Fire investigators still are working to identify the cause.
“Right now the investigation is still not completed,” Fire Marshal Rick Robinson said Friday.
The Snohomish County Medical Examiner’s Office has yet to rule the cause and manner of Pirring’s death.
At the time of the fire, the 1923-vintage downtown building had been under a condemnation order, though people still were allowed to live there providing problems were fixed by a city deadline. The order required landlord Pete Sikov to install fire-proofing around the building’s stairwells. By mid-December, he was getting close to finishing that work.

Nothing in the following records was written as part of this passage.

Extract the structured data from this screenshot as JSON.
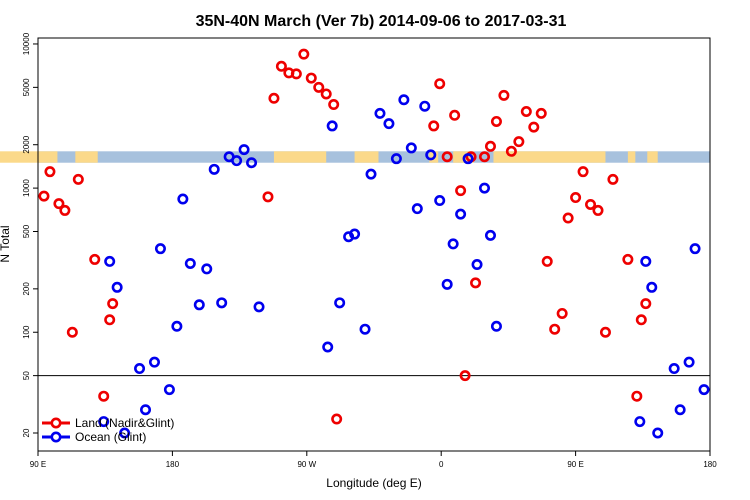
{
  "chart_data": {
    "type": "scatter",
    "title": "35N-40N March (Ver 7b)   2014-09-06 to 2017-03-31",
    "xlabel": "Longitude (deg E)",
    "ylabel": "N Total",
    "x_scale": "linear",
    "y_scale": "log",
    "xlim": [
      90,
      540
    ],
    "ylim": [
      15,
      11000
    ],
    "x_ticks": [
      {
        "value": 90,
        "label": "90 E"
      },
      {
        "value": 180,
        "label": "180"
      },
      {
        "value": 270,
        "label": "90 W"
      },
      {
        "value": 360,
        "label": "0"
      },
      {
        "value": 450,
        "label": "90 E"
      },
      {
        "value": 540,
        "label": "180"
      }
    ],
    "y_ticks": [
      {
        "value": 20,
        "label": "20"
      },
      {
        "value": 50,
        "label": "50"
      },
      {
        "value": 100,
        "label": "100"
      },
      {
        "value": 200,
        "label": "200"
      },
      {
        "value": 500,
        "label": "500"
      },
      {
        "value": 1000,
        "label": "1000"
      },
      {
        "value": 2000,
        "label": "2000"
      },
      {
        "value": 5000,
        "label": "5000"
      },
      {
        "value": 10000,
        "label": "10000"
      }
    ],
    "reference_line_y": 50,
    "background_band": {
      "y_range": [
        1500,
        1800
      ],
      "land_color": "#fbd98a",
      "ocean_color": "#a7c1dd"
    },
    "series": [
      {
        "name": "Land (Nadir&Glint)",
        "color": "#ee0000",
        "points": [
          [
            94,
            880
          ],
          [
            98,
            1300
          ],
          [
            104,
            780
          ],
          [
            108,
            700
          ],
          [
            113,
            100
          ],
          [
            117,
            1150
          ],
          [
            128,
            320
          ],
          [
            134,
            36
          ],
          [
            138,
            122
          ],
          [
            140,
            158
          ],
          [
            244,
            870
          ],
          [
            248,
            4200
          ],
          [
            253,
            7000
          ],
          [
            258,
            6300
          ],
          [
            263,
            6200
          ],
          [
            268,
            8500
          ],
          [
            273,
            5800
          ],
          [
            278,
            5000
          ],
          [
            283,
            4500
          ],
          [
            288,
            3800
          ],
          [
            290,
            25
          ],
          [
            355,
            2700
          ],
          [
            359,
            5300
          ],
          [
            364,
            1650
          ],
          [
            369,
            3200
          ],
          [
            373,
            960
          ],
          [
            376,
            50
          ],
          [
            380,
            1650
          ],
          [
            383,
            220
          ],
          [
            389,
            1650
          ],
          [
            393,
            1950
          ],
          [
            397,
            2900
          ],
          [
            402,
            4400
          ],
          [
            407,
            1800
          ],
          [
            412,
            2100
          ],
          [
            417,
            3400
          ],
          [
            422,
            2650
          ],
          [
            427,
            3300
          ],
          [
            431,
            310
          ],
          [
            436,
            105
          ],
          [
            441,
            135
          ],
          [
            445,
            620
          ],
          [
            450,
            860
          ],
          [
            455,
            1300
          ],
          [
            460,
            770
          ],
          [
            465,
            700
          ],
          [
            470,
            100
          ],
          [
            475,
            1150
          ],
          [
            485,
            320
          ],
          [
            491,
            36
          ],
          [
            494,
            122
          ],
          [
            497,
            158
          ]
        ]
      },
      {
        "name": "Ocean (Glint)",
        "color": "#0000ee",
        "points": [
          [
            134,
            24
          ],
          [
            138,
            310
          ],
          [
            143,
            205
          ],
          [
            148,
            20
          ],
          [
            158,
            56
          ],
          [
            162,
            29
          ],
          [
            168,
            62
          ],
          [
            172,
            380
          ],
          [
            178,
            40
          ],
          [
            183,
            110
          ],
          [
            187,
            840
          ],
          [
            192,
            300
          ],
          [
            198,
            155
          ],
          [
            203,
            275
          ],
          [
            208,
            1350
          ],
          [
            213,
            160
          ],
          [
            218,
            1650
          ],
          [
            223,
            1550
          ],
          [
            228,
            1850
          ],
          [
            233,
            1500
          ],
          [
            238,
            150
          ],
          [
            284,
            79
          ],
          [
            287,
            2700
          ],
          [
            292,
            160
          ],
          [
            298,
            460
          ],
          [
            302,
            480
          ],
          [
            309,
            105
          ],
          [
            313,
            1250
          ],
          [
            319,
            3300
          ],
          [
            325,
            2800
          ],
          [
            330,
            1600
          ],
          [
            335,
            4100
          ],
          [
            340,
            1900
          ],
          [
            344,
            720
          ],
          [
            349,
            3700
          ],
          [
            353,
            1700
          ],
          [
            359,
            820
          ],
          [
            364,
            215
          ],
          [
            368,
            410
          ],
          [
            373,
            660
          ],
          [
            378,
            1600
          ],
          [
            384,
            295
          ],
          [
            389,
            1000
          ],
          [
            393,
            470
          ],
          [
            397,
            110
          ],
          [
            493,
            24
          ],
          [
            497,
            310
          ],
          [
            501,
            205
          ],
          [
            505,
            20
          ],
          [
            516,
            56
          ],
          [
            520,
            29
          ],
          [
            526,
            62
          ],
          [
            530,
            380
          ],
          [
            536,
            40
          ]
        ]
      }
    ],
    "legend_position": "bottom-left"
  }
}
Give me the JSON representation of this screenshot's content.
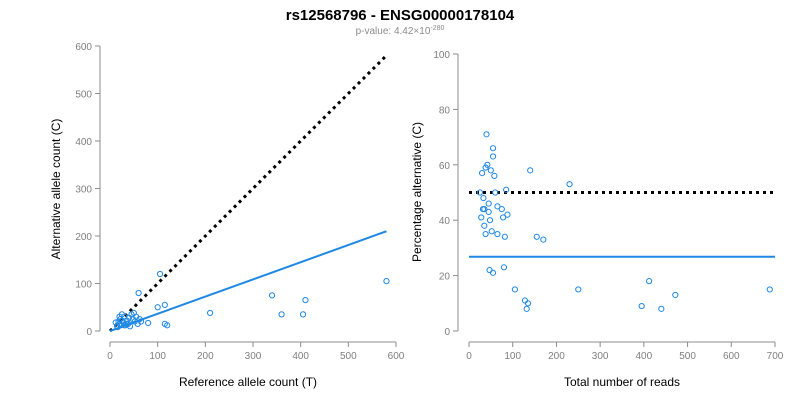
{
  "header": {
    "title": "rs12568796 - ENSG00000178104",
    "pvalue_prefix": "p-value: 4.42×10",
    "pvalue_exponent": "-280"
  },
  "colors": {
    "points": "#1f88e5",
    "fit_line": "#1f88e5",
    "reference_line": "#000000",
    "axis": "#8c8c8c"
  },
  "chart_data": [
    {
      "type": "scatter",
      "xlabel": "Reference allele count (T)",
      "ylabel": "Alternative allele count (C)",
      "xlim": [
        0,
        600
      ],
      "ylim": [
        0,
        600
      ],
      "xticks": [
        0,
        100,
        200,
        300,
        400,
        500,
        600
      ],
      "yticks": [
        0,
        100,
        200,
        300,
        400,
        500,
        600
      ],
      "points": [
        [
          15,
          10
        ],
        [
          18,
          20
        ],
        [
          20,
          15
        ],
        [
          22,
          25
        ],
        [
          25,
          35
        ],
        [
          28,
          18
        ],
        [
          30,
          30
        ],
        [
          32,
          12
        ],
        [
          35,
          22
        ],
        [
          38,
          15
        ],
        [
          40,
          28
        ],
        [
          42,
          10
        ],
        [
          45,
          35
        ],
        [
          48,
          25
        ],
        [
          50,
          38
        ],
        [
          52,
          20
        ],
        [
          55,
          30
        ],
        [
          58,
          15
        ],
        [
          60,
          80
        ],
        [
          62,
          25
        ],
        [
          65,
          20
        ],
        [
          20,
          30
        ],
        [
          25,
          22
        ],
        [
          30,
          12
        ],
        [
          35,
          15
        ],
        [
          12,
          18
        ],
        [
          16,
          8
        ],
        [
          22,
          12
        ],
        [
          80,
          17
        ],
        [
          100,
          50
        ],
        [
          105,
          120
        ],
        [
          115,
          15
        ],
        [
          115,
          55
        ],
        [
          120,
          12
        ],
        [
          210,
          38
        ],
        [
          340,
          75
        ],
        [
          360,
          35
        ],
        [
          405,
          35
        ],
        [
          410,
          65
        ],
        [
          580,
          105
        ]
      ],
      "lines": [
        {
          "kind": "dotted",
          "from": [
            0,
            0
          ],
          "to": [
            580,
            580
          ]
        },
        {
          "kind": "solid",
          "from": [
            0,
            0
          ],
          "to": [
            580,
            210
          ]
        }
      ]
    },
    {
      "type": "scatter",
      "xlabel": "Total number of reads",
      "ylabel": "Percentage alternative (C)",
      "xlim": [
        0,
        700
      ],
      "ylim": [
        0,
        100
      ],
      "xticks": [
        0,
        100,
        200,
        300,
        400,
        500,
        600,
        700
      ],
      "yticks": [
        0,
        20,
        40,
        60,
        80,
        100
      ],
      "points": [
        [
          25,
          50
        ],
        [
          28,
          41
        ],
        [
          30,
          57
        ],
        [
          32,
          44
        ],
        [
          33,
          48
        ],
        [
          35,
          38
        ],
        [
          35,
          44
        ],
        [
          38,
          35
        ],
        [
          38,
          59
        ],
        [
          40,
          71
        ],
        [
          42,
          60
        ],
        [
          45,
          46
        ],
        [
          45,
          43
        ],
        [
          47,
          22
        ],
        [
          48,
          40
        ],
        [
          50,
          58
        ],
        [
          52,
          36
        ],
        [
          55,
          63
        ],
        [
          55,
          66
        ],
        [
          55,
          21
        ],
        [
          58,
          56
        ],
        [
          60,
          50
        ],
        [
          65,
          45
        ],
        [
          65,
          35
        ],
        [
          75,
          44
        ],
        [
          78,
          41
        ],
        [
          80,
          23
        ],
        [
          82,
          34
        ],
        [
          85,
          51
        ],
        [
          88,
          42
        ],
        [
          105,
          15
        ],
        [
          128,
          11
        ],
        [
          132,
          8
        ],
        [
          135,
          10
        ],
        [
          140,
          58
        ],
        [
          155,
          34
        ],
        [
          170,
          33
        ],
        [
          230,
          53
        ],
        [
          250,
          15
        ],
        [
          395,
          9
        ],
        [
          412,
          18
        ],
        [
          440,
          8
        ],
        [
          472,
          13
        ],
        [
          688,
          15
        ]
      ],
      "lines": [
        {
          "kind": "dotted",
          "y": 50
        },
        {
          "kind": "solid",
          "y": 26.8
        }
      ]
    }
  ]
}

The fire Pirring died in was confined to her unit, so code violations in the stairwell would not have been a factor. Investigators’ early findings suggested the fire started near an overloaded electrical outlet.
Closed doors and durable construction materials likely prevented flames from spreading to the hallway or other apartments.
After the fire, the city placed the building under new condemnation orders, on top of the existing one.
The city wanted to ensure that each habitable room has at least two electrical outlets. The city also ordered a survey to verify that the building’s electrical system has adequate capacity.
On Friday, building inspectors signed off on stairwell and electrical upgrades, city spokeswoman Meghan Pembroke said.
“We have lifted those condemnations and issued a temporary certificate of occupancy,” Pembroke said.
People can now move into the two dozen apartments that escaped fire or water damage. It’s unclear whether the same occupants will be returning after a month and a half away.
“Of the 24 units, most of the tenants have already relocated,” Sikov said Friday. “We will be contacting those tenants that expressed their intention to resume their tenancy, so we can coordinate return for those persons this coming week.”
The city on Friday granted Sikov another 90 days to repair the 12 units with fire or water damage.
Another problem is the building’s elevator, which isn’t working and was the subject of a city order issued before the fire. Sikov said water used to fight the blaze poured into the elevator system, complicating repairs.
He’s under a Feb. 14 deadline to fix the elevator, Pembroke said. A failure to comply could jeopardize the certificate of occupancy.